LEVINGSTON: Do you think the electorate's better informed, given the immediacy of access that people have to their MPs now?

SWAN: Well I think there's a problem across society, whether it's in politics or whether it's in personal life, that there's such an avalanche of information. How you try and sift your way through it, and particularly sift your way through it in a way in which you can get to the kernel of truth and fact has, in fact, got a lot harder. And you can see that in the debate in the media about what's fake news and so on. So even though there's much more information, and even though it's much more immediate, it is also much more fractured, and there's no real intermediary in there at the moment which can help people, if you like, separate fact from fiction.

LEVINGSTON: Well people seek clarity on issues as well–

SWAN: They do.

LEVINGSTON: And keeping in mind, you've got to be in this role for potentially another year -- I think the Prime Minister mentioned 2019 as a possible election date over the weekend -- people are seeking clarity on Labor's stance on the Adani-Carmichael coal mine.

SWAN: Sure.

LEVINGSTON: Where are you on that, Wayne Swan?

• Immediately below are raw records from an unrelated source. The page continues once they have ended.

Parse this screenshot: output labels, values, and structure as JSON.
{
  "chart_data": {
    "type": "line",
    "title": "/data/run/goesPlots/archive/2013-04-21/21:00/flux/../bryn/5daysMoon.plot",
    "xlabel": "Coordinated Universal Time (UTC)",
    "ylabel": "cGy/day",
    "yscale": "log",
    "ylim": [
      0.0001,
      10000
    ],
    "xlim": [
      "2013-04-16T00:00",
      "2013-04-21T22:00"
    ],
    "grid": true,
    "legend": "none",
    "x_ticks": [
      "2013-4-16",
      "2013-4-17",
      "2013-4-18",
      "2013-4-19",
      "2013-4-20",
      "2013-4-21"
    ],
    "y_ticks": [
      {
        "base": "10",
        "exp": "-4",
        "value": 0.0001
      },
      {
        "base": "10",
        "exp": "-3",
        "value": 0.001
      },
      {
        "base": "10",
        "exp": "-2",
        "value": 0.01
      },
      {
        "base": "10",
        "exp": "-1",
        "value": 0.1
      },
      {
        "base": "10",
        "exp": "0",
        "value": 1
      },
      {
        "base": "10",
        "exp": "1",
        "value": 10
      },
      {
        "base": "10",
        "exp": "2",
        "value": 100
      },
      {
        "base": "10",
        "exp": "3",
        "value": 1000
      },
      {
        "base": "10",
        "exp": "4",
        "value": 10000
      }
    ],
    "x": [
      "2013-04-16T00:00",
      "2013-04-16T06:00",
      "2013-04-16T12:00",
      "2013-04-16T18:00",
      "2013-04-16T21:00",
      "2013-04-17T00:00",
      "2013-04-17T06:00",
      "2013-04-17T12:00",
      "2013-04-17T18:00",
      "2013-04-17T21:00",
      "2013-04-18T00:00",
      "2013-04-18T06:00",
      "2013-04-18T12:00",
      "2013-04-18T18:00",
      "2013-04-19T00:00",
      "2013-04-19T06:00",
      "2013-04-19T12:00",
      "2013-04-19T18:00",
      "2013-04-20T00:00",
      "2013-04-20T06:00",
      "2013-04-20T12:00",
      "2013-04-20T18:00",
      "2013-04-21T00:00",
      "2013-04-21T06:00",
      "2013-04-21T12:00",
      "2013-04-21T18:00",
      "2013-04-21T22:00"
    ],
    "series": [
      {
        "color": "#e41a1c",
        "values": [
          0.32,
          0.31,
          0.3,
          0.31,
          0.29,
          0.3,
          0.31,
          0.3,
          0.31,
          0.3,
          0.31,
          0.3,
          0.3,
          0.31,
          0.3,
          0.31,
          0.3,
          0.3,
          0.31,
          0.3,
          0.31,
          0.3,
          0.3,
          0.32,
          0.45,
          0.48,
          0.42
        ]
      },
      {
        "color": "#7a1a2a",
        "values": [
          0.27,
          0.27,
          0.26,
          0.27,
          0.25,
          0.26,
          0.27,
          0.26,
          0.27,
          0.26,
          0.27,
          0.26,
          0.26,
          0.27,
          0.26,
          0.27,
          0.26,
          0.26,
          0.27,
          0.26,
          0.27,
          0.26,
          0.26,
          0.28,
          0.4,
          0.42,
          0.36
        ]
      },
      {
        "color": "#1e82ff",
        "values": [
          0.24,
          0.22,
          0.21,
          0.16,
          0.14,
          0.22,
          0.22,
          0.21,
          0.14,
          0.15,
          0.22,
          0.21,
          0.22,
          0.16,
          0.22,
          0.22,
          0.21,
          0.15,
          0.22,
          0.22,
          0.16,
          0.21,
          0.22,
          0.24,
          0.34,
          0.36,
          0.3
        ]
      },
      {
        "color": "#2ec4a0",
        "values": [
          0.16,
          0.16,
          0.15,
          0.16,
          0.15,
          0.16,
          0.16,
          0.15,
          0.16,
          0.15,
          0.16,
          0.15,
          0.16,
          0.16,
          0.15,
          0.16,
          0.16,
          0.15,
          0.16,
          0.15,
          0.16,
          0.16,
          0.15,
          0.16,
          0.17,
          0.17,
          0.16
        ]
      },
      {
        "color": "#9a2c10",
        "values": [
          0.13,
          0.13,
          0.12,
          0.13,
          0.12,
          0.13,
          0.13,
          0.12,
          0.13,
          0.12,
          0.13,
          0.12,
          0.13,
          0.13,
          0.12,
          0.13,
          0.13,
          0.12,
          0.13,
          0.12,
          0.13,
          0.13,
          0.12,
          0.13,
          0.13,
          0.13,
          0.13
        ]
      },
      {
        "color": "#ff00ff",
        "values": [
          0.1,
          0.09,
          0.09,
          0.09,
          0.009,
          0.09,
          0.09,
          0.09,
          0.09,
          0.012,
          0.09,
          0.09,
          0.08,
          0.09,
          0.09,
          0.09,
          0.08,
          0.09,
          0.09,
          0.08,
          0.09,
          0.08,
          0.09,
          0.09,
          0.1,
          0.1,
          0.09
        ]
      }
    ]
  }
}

SWAN: Well, I mean, last year I led the debate in the National Parliament about ensuring that they were not given some sort of preferred treatment in terms of Federal Government loan support. One of the things I did when I was Federal Treasurer was that I set up the Clean Energy Finance Corporation, which was a public investment body for renewable energy and energy efficiency. It's got a board with an investment mandate that's world class. The mandate for the NAIF, which is the Government's vehicle to invest in mines like Adani, was just basically a boondoggle. So I've vehemently opposed any financial support for the Adani mine. Whether it goes ahead or not is a matter for the commercial and economic assessments of the responsible authorities, over which–

LEVINGSTON: But surely you have a view–

SWAN: Over which the politicians have very little control. There are independent processes there. I'm very sceptical as to whether it will go ahead, and I've got a whole lot of doubt about its finances. But those decisions shouldn't be backed up by the Government, State or Federal, and that is not happening, and they will come down to a discussion, I should think, between the commercial operator and their bankers. As for the environmental decisions, they are also at arms' length. Those processes have to play out, whether you like it or not.

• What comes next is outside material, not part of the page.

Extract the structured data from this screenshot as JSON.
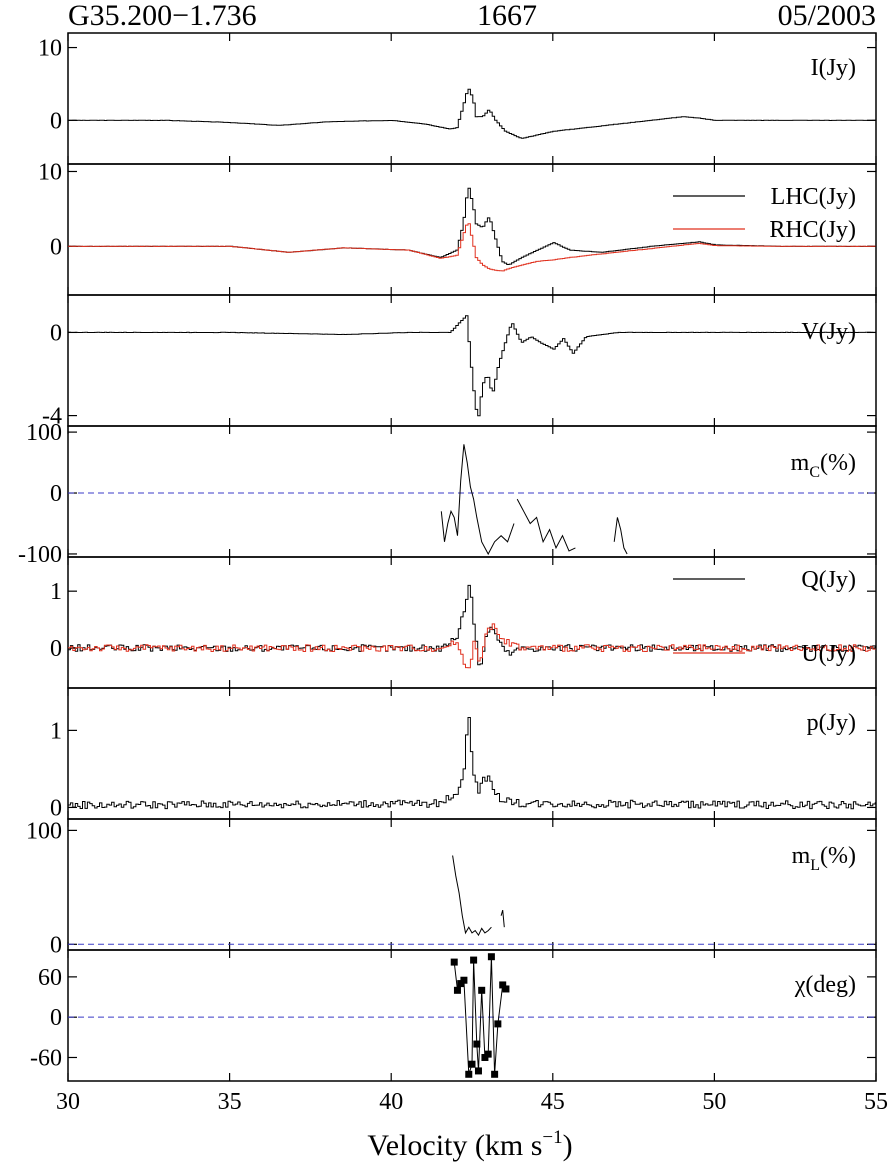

ZONCA: Wayne Swan is with you. He is the Federal Member for Lilley, but announced over the weekend that he will retire from politics at the next election. Twenty-five past nine. Wayne Swan, still on news that's going around at the moment, and that's the future of Susan Lamb, one of your Labor colleagues, the Member for Longman, should she stay as an MP?

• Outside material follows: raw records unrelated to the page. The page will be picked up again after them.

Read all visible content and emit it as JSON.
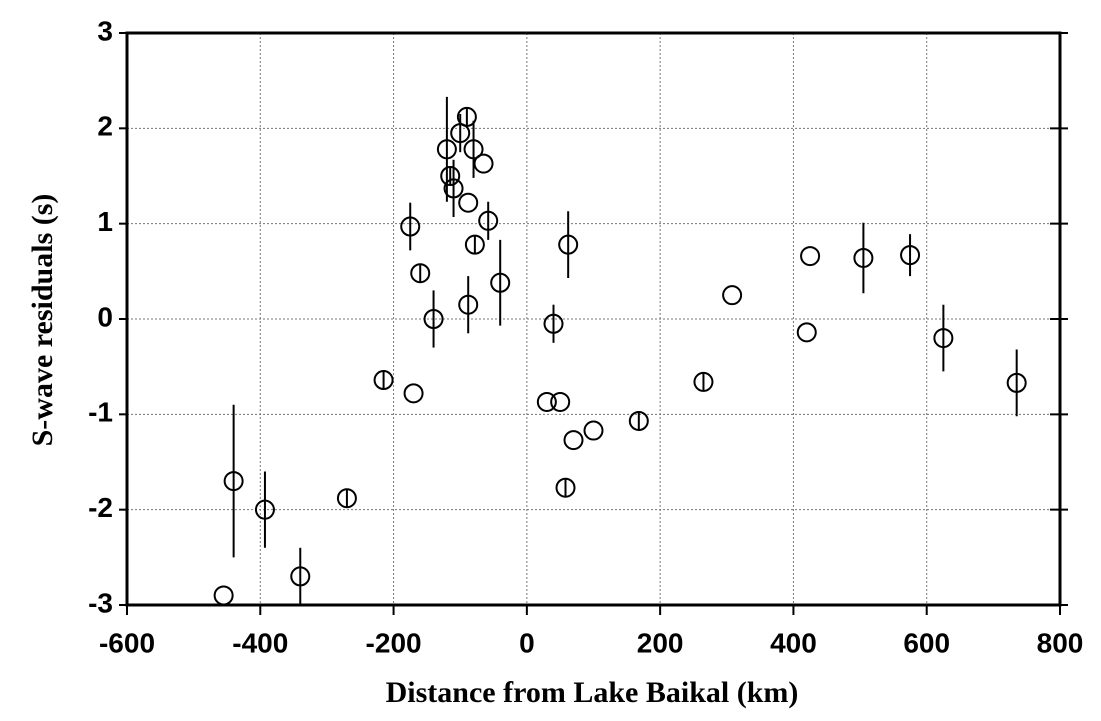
{
  "chart_data": {
    "type": "scatter",
    "xlabel": "Distance from Lake Baikal (km)",
    "ylabel": "S-wave residuals (s)",
    "x": [
      -455,
      -440,
      -393,
      -340,
      -270,
      -215,
      -175,
      -170,
      -160,
      -140,
      -120,
      -115,
      -110,
      -100,
      -90,
      -88,
      -88,
      -80,
      -78,
      -65,
      -58,
      -40,
      30,
      40,
      50,
      58,
      62,
      70,
      100,
      168,
      265,
      308,
      420,
      425,
      505,
      575,
      625,
      735
    ],
    "values": [
      -2.9,
      -1.7,
      -2.0,
      -2.7,
      -1.88,
      -0.64,
      0.97,
      -0.78,
      0.48,
      0.0,
      1.78,
      1.5,
      1.37,
      1.95,
      2.12,
      1.22,
      0.15,
      1.78,
      0.78,
      1.63,
      1.03,
      0.38,
      -0.87,
      -0.05,
      -0.87,
      -1.77,
      0.78,
      -1.27,
      -1.17,
      -1.07,
      -0.66,
      0.25,
      -0.14,
      0.66,
      0.64,
      0.67,
      -0.2,
      -0.67
    ],
    "errors": [
      0,
      0.8,
      0.4,
      0.3,
      0.1,
      0.1,
      0.25,
      0,
      0.1,
      0.3,
      0.55,
      0.1,
      0.3,
      0.2,
      0.1,
      0,
      0.3,
      0.3,
      0.1,
      0,
      0.2,
      0.45,
      0,
      0.2,
      0,
      0.1,
      0.35,
      0,
      0,
      0.1,
      0.1,
      0,
      0,
      0,
      0.37,
      0.22,
      0.35,
      0.35
    ],
    "color": "#000000",
    "xlim": [
      -600,
      800
    ],
    "xticks": [
      -600,
      -400,
      -200,
      0,
      200,
      400,
      600,
      800
    ],
    "ylim": [
      -3,
      3
    ],
    "yticks": [
      -3,
      -2,
      -1,
      0,
      1,
      2,
      3
    ],
    "grid": true
  }
}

SWAN: Absolutely. I believe she took all reasonable steps to discharge her British citizenship and we now await a court case, or a decision from the High Court in a court case, in the next month or so, which will provide greater clarity for that, but in terms of where the current law is, I believe she took all reasonable steps to change her citizenship, to get rid of her British citizenship.

ZONCA: I ask that question because one of our producers accidentally received a text from Susan at half-past five this morning, saying she was heading to Bill Shorten's office. Can we expect any further news today?

SWAN: No, that would be a regular visit that backbenchers would have to offices in the building, I wouldn't be reading too much into that.

LEVINGSTON: Wayne Swan, we've got to wrap it up because you've got to get into Parliament, but you mentioned life after politics, time with your family, perhaps surfing, perhaps a little more music. Have you had any other job interviews over the weekend?

SWAN: No, and I'm not seeking them either!

LEVINGSTON: We'll wait and see what happens next. Wayne Swan, congratulations on 25 years in politics. Really appreciate your time this morning.

SWAN: Thank you, and I hope the program goes well – I'm a regular listener.

LEVINGSTON: Alright! This is for you, Wayne Swan.

SWAN: Thank you.

LEVINGSTON: Thanks so much, Wayne Swan, the Member for Lilley. And this bloke, The Boss – I think he’s his favourite.